Make no mistake, the City of Williamsport's budget situation is daunting.

The budget being proposed for 2013 by Mayor Gabriel J. Campana is $21 million, up from $19.3 million this year.

Most of the increase can be laid at the feet of increasing health care and pension costs and an unfunded mandate to recertify the flood control levee, according to Mayor Campana.

His response to the situation is a plan that eliminates three police positions, restructuring of the fire department to eliminate 10 positions by 2015 and a decision to not fill two vacancies in the Streets and Parks Department.

Where the fire department is concerned, the mayor proposes using on-call, trained responders who would be paid a stipend when they do.
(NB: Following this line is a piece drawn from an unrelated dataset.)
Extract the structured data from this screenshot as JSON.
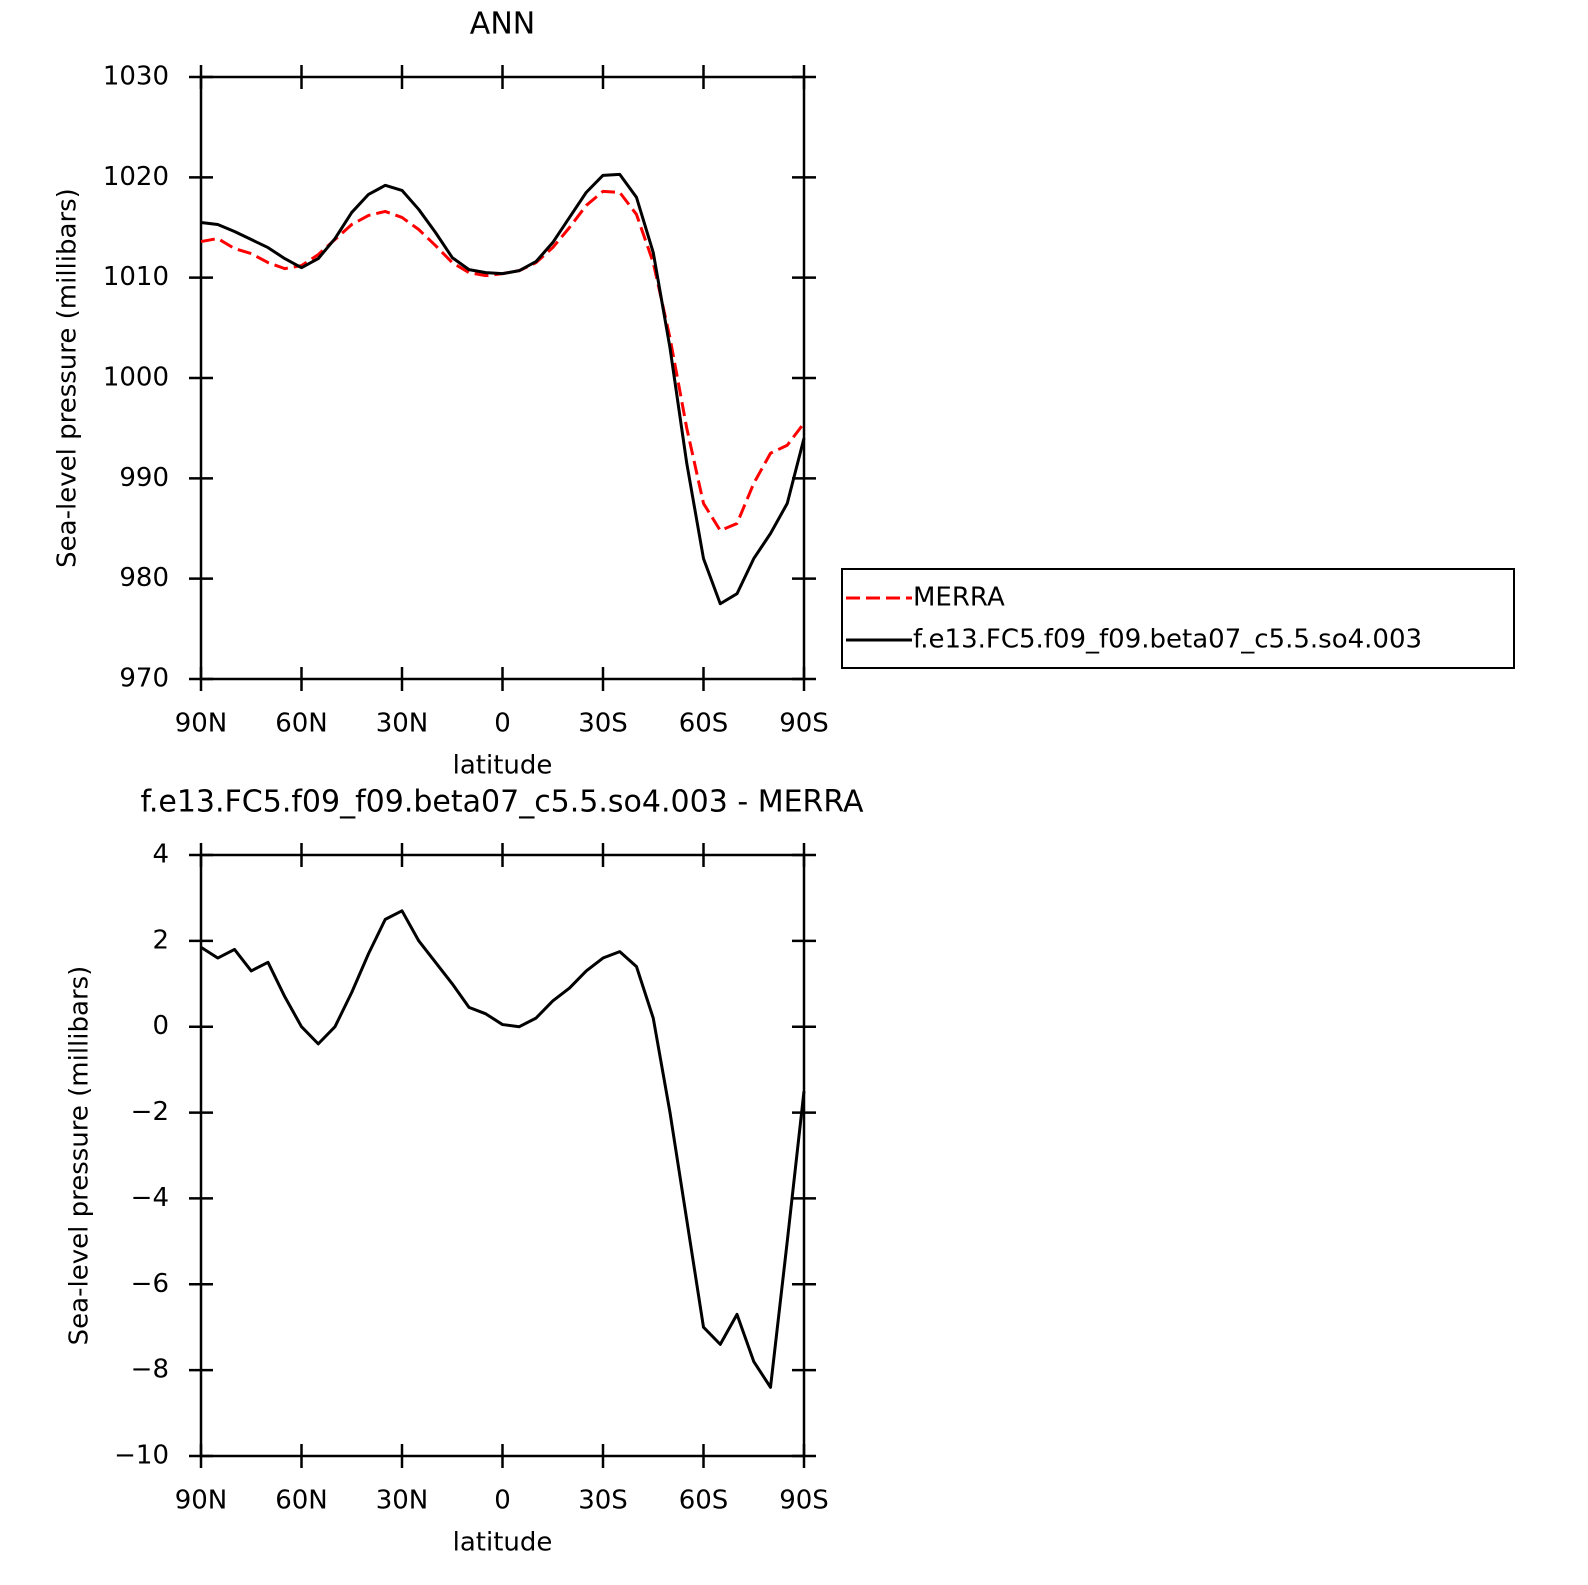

Can this work? Are these cuts going to leave city taxpayers and residents with adequate protection?

Those are tough questions.

And frankly, it's an open question whether this is enough protection for the city, particularly where the police are concerned.

But somehow, the city has to pay for ballooning health care and pension costs that won't be relenting in the future.

Somehow, the city has to keep from going bankrupt.

Is the solution concessions by city firemen and police? Maybe, but that won't happen unless the firemen and policemen agree to concessions and we can understand their reluctance to do so.

If none of what the mayor is proposing can work, then somebody has to come up with another workable solution that keeps the city from being buried in debt. And that solution can't just be more taxes. City taxpayers are stretched razor thin from what they pay in school, municipal and other taxes.

City Council receives the proposal this week. Our hope is that council members will have some of their own ideas on how the city can improve its budget situation.

And just as vitally, if council members have such ideas, the mayor and the administration need to listen in a spirit of cooperation.

It's going to take a group effort to get the city out of this financial mess and keep it from joining other cities in fiscal ruin.